Dünyayı tehdit eden sorunların başında iklim değişikliğinin geldiği belirten Kurum, sözlerine şöyle devam etti: “İklim değişikliği, sınır tanımayan, küresel bir krizdir. Bakın Türkiye’de sadece 2020’nin ilk dokuz ayında yaşadığımız sellerin bize maliyeti milyarlarca Türk Lirası oldu. Onlarca insanımızı kaybettik. Şu an dünyamızın içinde bulunduğu kritik eşikte ihtiyacımız olan şey, küresel krizlere karşı küresel bir iş birliğini hayata geçirmektir. Biz ülke olarak, dünyamızı ilgilendiren sorunlara çözüm bulmak için çok önemli projelere imza atıyoruz. Bunlardan en önemlisi de İklim Değişikliğiyle mücadeledir. Bugün Türkiye’nin yedi bölgesi için ayrı ayrı İklim Değişikliği Eylem Planları hazırladık. Karadeniz Bölgesi İklim Değişikliği Eylem Planı kapsamında çalışmalarımızı başlattık. Özellikle Yenilenebilir Enerji’de geldiğimiz nokta, Türkiye’nin iklim değişikliğiyle mücadelesinin en önemli göstergelerinden biri olmuştur.”

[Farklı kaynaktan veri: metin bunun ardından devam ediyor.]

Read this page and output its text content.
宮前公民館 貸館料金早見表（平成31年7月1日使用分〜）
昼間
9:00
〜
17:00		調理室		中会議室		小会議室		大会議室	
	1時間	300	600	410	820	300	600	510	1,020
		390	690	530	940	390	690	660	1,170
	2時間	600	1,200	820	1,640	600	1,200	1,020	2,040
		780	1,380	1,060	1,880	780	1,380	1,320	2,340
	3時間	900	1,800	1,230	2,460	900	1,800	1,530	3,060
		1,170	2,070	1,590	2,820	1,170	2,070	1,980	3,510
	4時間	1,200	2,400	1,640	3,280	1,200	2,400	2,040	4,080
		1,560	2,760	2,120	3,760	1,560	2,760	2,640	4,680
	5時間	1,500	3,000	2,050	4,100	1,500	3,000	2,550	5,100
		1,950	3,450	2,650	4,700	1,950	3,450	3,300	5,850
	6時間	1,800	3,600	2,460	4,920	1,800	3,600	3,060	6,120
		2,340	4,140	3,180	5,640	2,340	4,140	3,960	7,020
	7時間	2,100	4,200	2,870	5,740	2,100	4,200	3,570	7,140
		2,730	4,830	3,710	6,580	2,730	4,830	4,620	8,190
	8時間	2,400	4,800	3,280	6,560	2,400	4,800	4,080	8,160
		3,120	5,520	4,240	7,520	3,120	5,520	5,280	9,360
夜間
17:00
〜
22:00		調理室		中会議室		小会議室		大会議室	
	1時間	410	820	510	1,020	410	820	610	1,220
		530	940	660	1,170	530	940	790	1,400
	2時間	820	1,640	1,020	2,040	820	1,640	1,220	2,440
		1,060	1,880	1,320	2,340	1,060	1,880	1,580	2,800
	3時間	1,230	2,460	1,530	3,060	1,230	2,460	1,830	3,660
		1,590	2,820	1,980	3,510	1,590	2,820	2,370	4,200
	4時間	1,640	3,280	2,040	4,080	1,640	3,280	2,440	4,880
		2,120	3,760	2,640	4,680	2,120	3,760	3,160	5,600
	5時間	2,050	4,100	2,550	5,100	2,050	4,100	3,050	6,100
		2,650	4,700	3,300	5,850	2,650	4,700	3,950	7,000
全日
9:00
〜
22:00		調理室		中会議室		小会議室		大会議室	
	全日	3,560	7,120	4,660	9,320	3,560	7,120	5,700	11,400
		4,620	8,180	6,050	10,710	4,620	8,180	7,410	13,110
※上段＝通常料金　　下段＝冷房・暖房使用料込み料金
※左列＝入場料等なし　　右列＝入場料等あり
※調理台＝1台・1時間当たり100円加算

Türkiye’nin yenilenebilir enerji konusunda kat ettiği mesafeye de değinen Bakan Kurum, “Bu alanda, Avrupa’nın altıncı dünyanın 13’üncü ülkesiyiz. Ağustos ayında Türkiye’nin ilk, Avrupa ve Orta Doğu’nun tek entegre güneş paneli üretim tesisini açtık.” ifadelerini kullandı.
Bakanlığın hayata geçirdiği çevre dostu projelerden de bahseden Kurum, Sıfır Atık, Sıfır Atık Mavi projeleriyle zorunlu depozito ve geri kazanım katılım payı uygulamaları hakkında da bilgi verdi. Kurum şu ifadeleri kullandı: “Türkiye olarak atıklarımızı geri dönüştürüyor, asla doğaya bırakmıyoruz. Bugün; geri kazanım oranımız yüzde 13’lere çıkmış durumdadır. 2023 yılına kadar geri kazanım oranımızı en az yüzde 35’e çıkaracağız. Ülkemizdeki korunan alan büyüklüğümüzü, yüzde dokuz OECD ortalaması olan yüzde 17’ye çıkarıyoruz. Türkiye’yi bir uçtan bir uca yeşil ağlarla öreceğimiz ekolojik koridorlar, yeşil hatlar, yeşil yollar oluşturuyoruz.”
Millet Bahçeleri konusunda da mevkidaşlarına bilgiler veren Kurum, konuşmasını şöyle sürdürdü: “81 ilde 81 milyon metrekarelik alana yapacağımız millet bahçelerimizle, ülkemizdeki yeşil alan miktarını arttırıyor, şehirlerimize nefes aldırıyoruz. Bütün kamu binalarımızda ve kentsel dönüşüm projelerimizde; güneş enerjisi sistemlerini tesis ediyor, binalarımızın, enerji verimliliği yüksek, enerji savurmayan, güçlü yalıtımı olan yapılar olmasını sağlıyoruz. Türkiye olarak, 2030 yılına kadar ağaçlandırmadan mera ıslahına, ormanlarımızın yeşil alanlarımızın artırılmasına ve arazi tahribatının dengelenmesine kadar belirlediğimiz tüm hedefleri gerçekleştirmek için çalışmalarımızı sürdürüyoruz. Akdeniz ülkeleri içerisindeki en büyük hacime sahip iki adet yapay resif projemizle; deniz canlıları için yeni habitatlar oluşturup biyolojik çeşitliliğe katkı sağlıyoruz. Kuzey Ege Denizi’nde kırmızı mercanları koruyup yok olmalarını önledik, önlemeye de devam ediyoruz.”